Este modo de proceder de la Iglesia responde a la concepción cristiana de la muerte. La Iglesia sabe que el ser humano, como todos los seres vivos de la tierra, nace, cambia con el paso de los años, envejece y al final experimenta en su carne la muerte corporal. Pero la fe cristiana, a diferencia de quienes tienen una concepción materialista del mundo y del hombre, profesa que la muerte no es el final total del ser humano, sino el final de su etapa terrena y de su peregrinación por este mundo. La muerte no el final de nosotros mismos: nuestra alma es inmortal y nuestro cuerpo está llamado a la resurrección al final de los tiempos.

La muerte, consecuencia del pecado, “fue transformada por Cristo. Jesús, el Hijo de Dios, sufrió también la muerte, propia de la condición humana. Pero, a pesar de su angustia frente a ella (cf. Mc 14, 33-34), la asumió en un acto de sometimiento total y libre a la voluntad del Padre. La obediencia de Jesús transformó la maldición de la muerte en bendición (cf. Rm 5, 19-21)” (Catecismo, 1009). Cristo, muriendo destruyó nuestra muerte y resucitando restauró la vida. La fe de la Iglesia no ve en la muerte una tragedia que nos destruye y sepulta en el reino de la nada, sino la puerta que nos abre a una nueva vida, vida que no tendrá fin. El mayor enigma de la vida humana, la muerte, queda iluminado con la certeza de una eternidad con Dios.

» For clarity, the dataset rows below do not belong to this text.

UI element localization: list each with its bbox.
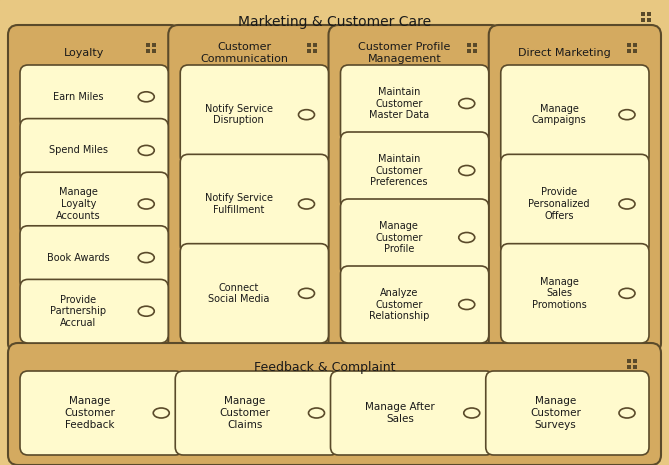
- FancyBboxPatch shape: [20, 371, 183, 455]
- Bar: [627, 43, 631, 47]
- FancyBboxPatch shape: [8, 343, 661, 465]
- Text: Manage
Loyalty
Accounts: Manage Loyalty Accounts: [56, 187, 100, 220]
- FancyBboxPatch shape: [501, 154, 649, 254]
- Bar: [641, 18, 645, 22]
- Bar: [633, 43, 637, 47]
- Bar: [627, 365, 631, 369]
- Bar: [306, 43, 310, 47]
- Text: Manage
Customer
Surveys: Manage Customer Surveys: [530, 396, 581, 430]
- Bar: [473, 49, 477, 53]
- FancyBboxPatch shape: [341, 65, 489, 142]
- Text: Manage
Customer
Profile: Manage Customer Profile: [375, 221, 422, 254]
- Text: Loyalty: Loyalty: [64, 48, 104, 58]
- Bar: [627, 49, 631, 53]
- Text: Manage
Customer
Claims: Manage Customer Claims: [219, 396, 270, 430]
- FancyBboxPatch shape: [180, 154, 328, 254]
- Bar: [467, 43, 471, 47]
- FancyBboxPatch shape: [175, 371, 339, 455]
- Text: Manage
Sales
Promotions: Manage Sales Promotions: [532, 277, 587, 310]
- Text: Connect
Social Media: Connect Social Media: [208, 283, 269, 304]
- Text: Feedback & Complaint: Feedback & Complaint: [254, 360, 395, 373]
- Text: Manage
Customer
Feedback: Manage Customer Feedback: [64, 396, 115, 430]
- Text: Direct Marketing: Direct Marketing: [518, 48, 611, 58]
- Bar: [312, 43, 316, 47]
- Bar: [153, 49, 157, 53]
- Text: Maintain
Customer
Preferences: Maintain Customer Preferences: [370, 154, 427, 187]
- Bar: [633, 49, 637, 53]
- Bar: [312, 49, 316, 53]
- Bar: [147, 43, 151, 47]
- FancyBboxPatch shape: [489, 25, 661, 353]
- Text: Earn Miles: Earn Miles: [53, 92, 104, 102]
- Bar: [306, 49, 310, 53]
- Bar: [627, 359, 631, 363]
- Text: Provide
Personalized
Offers: Provide Personalized Offers: [529, 187, 590, 220]
- FancyBboxPatch shape: [168, 25, 341, 353]
- Text: Manage After
Sales: Manage After Sales: [365, 402, 436, 424]
- FancyBboxPatch shape: [341, 132, 489, 209]
- Bar: [641, 12, 645, 16]
- Bar: [147, 49, 151, 53]
- FancyBboxPatch shape: [20, 279, 168, 343]
- Text: Manage
Campaigns: Manage Campaigns: [532, 104, 587, 126]
- FancyBboxPatch shape: [20, 172, 168, 236]
- Text: Spend Miles: Spend Miles: [49, 146, 108, 155]
- FancyBboxPatch shape: [20, 119, 168, 182]
- FancyBboxPatch shape: [501, 244, 649, 343]
- FancyBboxPatch shape: [20, 226, 168, 289]
- FancyBboxPatch shape: [341, 199, 489, 276]
- Bar: [467, 49, 471, 53]
- Text: Customer
Communication: Customer Communication: [201, 42, 288, 64]
- Text: Analyze
Customer
Relationship: Analyze Customer Relationship: [369, 288, 429, 321]
- FancyBboxPatch shape: [8, 25, 180, 353]
- FancyBboxPatch shape: [330, 371, 494, 455]
- FancyBboxPatch shape: [328, 25, 501, 353]
- Text: Customer Profile
Management: Customer Profile Management: [359, 42, 451, 64]
- FancyBboxPatch shape: [180, 244, 328, 343]
- FancyBboxPatch shape: [20, 65, 168, 129]
- FancyBboxPatch shape: [180, 65, 328, 164]
- Bar: [647, 12, 651, 16]
- FancyBboxPatch shape: [341, 266, 489, 343]
- Text: Notify Service
Fulfillment: Notify Service Fulfillment: [205, 193, 272, 215]
- Text: Maintain
Customer
Master Data: Maintain Customer Master Data: [369, 87, 429, 120]
- Bar: [153, 43, 157, 47]
- Text: Book Awards: Book Awards: [47, 252, 110, 263]
- FancyBboxPatch shape: [486, 371, 649, 455]
- Bar: [647, 18, 651, 22]
- Text: Notify Service
Disruption: Notify Service Disruption: [205, 104, 272, 126]
- Text: Marketing & Customer Care: Marketing & Customer Care: [238, 15, 431, 29]
- FancyBboxPatch shape: [501, 65, 649, 164]
- Bar: [633, 365, 637, 369]
- Bar: [473, 43, 477, 47]
- Text: Provide
Partnership
Accrual: Provide Partnership Accrual: [50, 295, 106, 328]
- Bar: [633, 359, 637, 363]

Esta idea de la vida y de la muerte del hombre es una fuente inagotable de esperanza y de consuelo. Una esposa o una madre creyente, por ejemplo, dicen a su cónyuge o a su hijo a la hora de la muerte más que “adiós”, “hasta luego” o “hasta pronto”, sabedores de que un día volverán a encontrarse. El ramo de flores que depositamos en la tumba de nuestros antepasados, expresa nuestro afecto y nuestro convencimiento de que ellos perviven y de que nosotros nos sentimos unidos a ellos con vínculos muy reales. Lo mismo ocurre con el diálogo que tantas veces mantenemos con ellos: no es un sentimentalismo vano, sino que responde a una realidad muy profunda.            

La muerte no es final de todo. Para quienes creemos en Cristo, la muerte es una puerta o un tránsito que nos introduce en el encuentro definitivo con Cristo y con todos con los que hemos estado unidos en esta vida y han muerto en el Señor.